200g baby French beans, with both ends trimmed
20g chicken fillet, diced
¼ tsp light soy sauce
A few drops of oil
30g bamboo shoot
30g carrot, julienned
1 tsp chopped ginger
½ tsp chopped garlic
1 Tbsp hot bean paste
1 tsp preserved bean paste, minced
1 Tbsp oil
1 tsp sesame oil
1 chilli, sliced
1 Tbsp chopped spring onion, use white portion only
1 tsp oyster sauce
¼ tsp chicken stock granules
1/8 tsp pepper
½ tsp sugar or to taste
½ tsp sesame oil
½ tsp Shao Hsing wine (optional)
1 tsp cornflour
3 Tbsp water
Lightly marinate diced chicken with light soy sauce and oil.
Blanch bamboo shoots in boiling water, then dice. Heat enough oil in a wok and scald French beans briefly. Remove and drain oil.

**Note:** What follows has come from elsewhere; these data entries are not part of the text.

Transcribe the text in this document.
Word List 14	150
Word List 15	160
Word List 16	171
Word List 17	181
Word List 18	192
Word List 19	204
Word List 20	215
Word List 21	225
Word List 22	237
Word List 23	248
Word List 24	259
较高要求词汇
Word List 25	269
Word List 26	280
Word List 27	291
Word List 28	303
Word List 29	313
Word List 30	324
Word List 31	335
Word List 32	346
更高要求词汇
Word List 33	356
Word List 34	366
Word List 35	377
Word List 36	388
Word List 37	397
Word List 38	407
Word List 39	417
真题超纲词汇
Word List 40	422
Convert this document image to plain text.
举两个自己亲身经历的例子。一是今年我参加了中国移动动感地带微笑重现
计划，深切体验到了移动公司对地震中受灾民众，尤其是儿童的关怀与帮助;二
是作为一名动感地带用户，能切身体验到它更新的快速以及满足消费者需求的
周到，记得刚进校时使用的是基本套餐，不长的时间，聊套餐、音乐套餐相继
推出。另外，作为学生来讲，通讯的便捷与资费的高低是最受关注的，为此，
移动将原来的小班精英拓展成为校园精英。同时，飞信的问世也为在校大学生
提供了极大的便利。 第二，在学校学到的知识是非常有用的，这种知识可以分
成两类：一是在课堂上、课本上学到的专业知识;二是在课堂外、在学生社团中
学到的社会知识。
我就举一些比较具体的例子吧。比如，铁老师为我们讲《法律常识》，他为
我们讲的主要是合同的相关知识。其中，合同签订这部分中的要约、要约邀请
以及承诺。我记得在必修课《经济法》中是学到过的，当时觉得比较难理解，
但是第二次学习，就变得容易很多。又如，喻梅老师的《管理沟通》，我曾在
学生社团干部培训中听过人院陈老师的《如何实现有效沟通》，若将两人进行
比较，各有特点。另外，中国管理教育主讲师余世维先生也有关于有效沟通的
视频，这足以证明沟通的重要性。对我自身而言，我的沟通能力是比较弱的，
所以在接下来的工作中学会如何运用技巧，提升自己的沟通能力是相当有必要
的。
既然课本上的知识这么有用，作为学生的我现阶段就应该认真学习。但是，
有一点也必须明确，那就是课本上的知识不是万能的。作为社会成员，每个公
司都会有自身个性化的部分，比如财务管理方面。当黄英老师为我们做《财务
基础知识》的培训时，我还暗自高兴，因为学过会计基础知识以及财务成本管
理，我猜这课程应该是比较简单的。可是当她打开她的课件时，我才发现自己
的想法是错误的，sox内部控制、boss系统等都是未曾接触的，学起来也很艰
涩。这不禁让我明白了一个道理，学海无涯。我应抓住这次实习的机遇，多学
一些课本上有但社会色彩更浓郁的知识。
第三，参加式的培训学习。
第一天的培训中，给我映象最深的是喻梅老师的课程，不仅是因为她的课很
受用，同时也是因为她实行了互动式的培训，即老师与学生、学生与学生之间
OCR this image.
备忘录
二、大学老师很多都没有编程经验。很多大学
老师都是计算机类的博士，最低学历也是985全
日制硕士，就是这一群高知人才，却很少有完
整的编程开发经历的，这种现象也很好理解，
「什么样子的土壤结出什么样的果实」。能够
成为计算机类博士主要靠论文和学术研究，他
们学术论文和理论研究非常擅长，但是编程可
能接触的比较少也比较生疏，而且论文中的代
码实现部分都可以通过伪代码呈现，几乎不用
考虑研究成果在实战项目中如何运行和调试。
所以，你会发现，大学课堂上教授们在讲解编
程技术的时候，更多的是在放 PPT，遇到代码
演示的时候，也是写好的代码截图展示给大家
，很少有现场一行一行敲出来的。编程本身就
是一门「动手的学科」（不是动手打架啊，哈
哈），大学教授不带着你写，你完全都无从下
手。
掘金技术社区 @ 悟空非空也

Heat oil and sesame oil in a wok, fry ginger, garlic, hot bean paste and preserved bean paste until fragrant.
Add marinated chicken, followed by combined sauce ingredients. Stir-fry briefly.
Add bamboo shoots, carrot and French beans and stir-fry to mix well. Dish out and garnish with chilli and spring onion.